Et des chevaux partirent au galop.

— Grandchamp, répondras-tu ? cria Cinq-Mars.

— À mon secours, Henry, mon cher enfant ! répondit la voix de l’abbé Quillet.

— Eh ! d’où venez-vous donc ? Vous m’exposez ! dit le grand Écuyer s’approchant de lui.

Mais il s’aperçut que son pauvre gouverneur, sans chapeau, sous la neige qui tombait, n’était pas en état de lui répondre.

— Ils m’ont arrêté, dépouillé, criait-il, les scélérats ! les assassins ! ils m’ont empêché d’appeler, ils m’ont serré les lèvres avec un mouchoir.

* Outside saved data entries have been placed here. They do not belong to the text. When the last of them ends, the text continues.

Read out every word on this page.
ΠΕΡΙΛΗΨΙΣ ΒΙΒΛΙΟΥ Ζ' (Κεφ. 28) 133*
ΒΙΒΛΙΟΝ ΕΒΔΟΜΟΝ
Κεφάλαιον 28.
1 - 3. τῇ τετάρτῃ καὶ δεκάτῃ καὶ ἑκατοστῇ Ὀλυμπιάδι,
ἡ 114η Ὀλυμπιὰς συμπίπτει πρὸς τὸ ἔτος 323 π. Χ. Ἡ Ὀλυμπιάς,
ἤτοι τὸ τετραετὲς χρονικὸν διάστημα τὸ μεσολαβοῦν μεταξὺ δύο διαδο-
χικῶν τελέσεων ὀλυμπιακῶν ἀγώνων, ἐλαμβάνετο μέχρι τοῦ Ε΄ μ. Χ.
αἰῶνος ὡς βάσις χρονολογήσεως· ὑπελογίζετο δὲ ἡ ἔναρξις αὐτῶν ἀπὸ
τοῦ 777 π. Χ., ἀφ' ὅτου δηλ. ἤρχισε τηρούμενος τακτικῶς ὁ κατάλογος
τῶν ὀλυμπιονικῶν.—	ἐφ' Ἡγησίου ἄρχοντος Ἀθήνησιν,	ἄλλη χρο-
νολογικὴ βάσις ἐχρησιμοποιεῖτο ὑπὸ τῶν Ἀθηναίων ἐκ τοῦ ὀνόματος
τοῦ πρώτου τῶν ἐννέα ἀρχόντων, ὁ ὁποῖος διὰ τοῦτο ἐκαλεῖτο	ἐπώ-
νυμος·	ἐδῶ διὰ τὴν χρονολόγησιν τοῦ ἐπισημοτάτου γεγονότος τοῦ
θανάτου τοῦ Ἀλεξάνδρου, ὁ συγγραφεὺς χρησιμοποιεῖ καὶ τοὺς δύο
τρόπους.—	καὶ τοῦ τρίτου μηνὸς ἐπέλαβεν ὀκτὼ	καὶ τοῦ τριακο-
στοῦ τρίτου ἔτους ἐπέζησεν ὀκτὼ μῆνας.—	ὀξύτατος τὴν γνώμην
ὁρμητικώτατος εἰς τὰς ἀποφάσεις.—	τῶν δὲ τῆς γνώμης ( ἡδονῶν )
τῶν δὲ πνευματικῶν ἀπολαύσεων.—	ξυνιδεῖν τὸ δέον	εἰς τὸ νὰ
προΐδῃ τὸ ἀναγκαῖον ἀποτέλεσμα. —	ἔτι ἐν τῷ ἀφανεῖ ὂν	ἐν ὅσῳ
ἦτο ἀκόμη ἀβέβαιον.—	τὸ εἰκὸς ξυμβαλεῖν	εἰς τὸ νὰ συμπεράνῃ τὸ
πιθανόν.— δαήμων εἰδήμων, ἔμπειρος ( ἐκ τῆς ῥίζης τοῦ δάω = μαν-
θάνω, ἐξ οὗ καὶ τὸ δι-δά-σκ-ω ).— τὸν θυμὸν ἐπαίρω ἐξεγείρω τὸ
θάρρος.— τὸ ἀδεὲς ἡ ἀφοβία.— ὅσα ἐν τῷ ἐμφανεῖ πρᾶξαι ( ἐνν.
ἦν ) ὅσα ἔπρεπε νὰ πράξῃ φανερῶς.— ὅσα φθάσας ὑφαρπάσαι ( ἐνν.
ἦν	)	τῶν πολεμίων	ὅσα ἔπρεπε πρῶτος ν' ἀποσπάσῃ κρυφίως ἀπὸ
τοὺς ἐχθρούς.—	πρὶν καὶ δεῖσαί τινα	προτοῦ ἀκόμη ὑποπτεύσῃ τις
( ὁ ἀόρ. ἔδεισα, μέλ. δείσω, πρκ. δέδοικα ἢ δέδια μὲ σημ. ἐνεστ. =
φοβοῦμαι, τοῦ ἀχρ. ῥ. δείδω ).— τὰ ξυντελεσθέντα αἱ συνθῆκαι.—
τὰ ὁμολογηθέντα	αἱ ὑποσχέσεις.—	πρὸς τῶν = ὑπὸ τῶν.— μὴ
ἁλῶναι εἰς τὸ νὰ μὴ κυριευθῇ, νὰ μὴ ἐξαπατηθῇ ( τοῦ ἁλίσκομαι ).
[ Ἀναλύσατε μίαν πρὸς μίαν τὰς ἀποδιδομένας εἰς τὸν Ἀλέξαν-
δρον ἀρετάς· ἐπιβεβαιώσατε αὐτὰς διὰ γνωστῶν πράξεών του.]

À ce bruit Grandchamp survint enfin, se frottant les yeux comme un homme qui se réveille. Laura, épouvantée, courut dans l’église près de sa maîtresse ; tous rentrèrent précipitamment pour rassurer Marie, et entourèrent le vieil abbé.

— Les scélérats ! ils m’ont attaché les mains comme vous voyez, ils étaient plus de vingt ; ils m’ont pris la clef de cette porte de l’église.

— Quoi ! tout à l’heure ? dit Cinq-Mars ; et pourquoi nous quittez-vous ?

— Vous quitter ! Il y a plus de deux heures qu’ils me tiennent !

— Deux heures ! s’écria Henry effrayé.

— Ah ! malheureux vieillard que je suis ! cria Grandchamp, j’ai dormi pendant le danger de mon maître ! c’est la première fois !

— Vous n’étiez donc pas avec nous dans le confessionnal ? poursuivit Cinq-Mars avec anxiété, tandis que Marie tremblante se pressait contre son bras.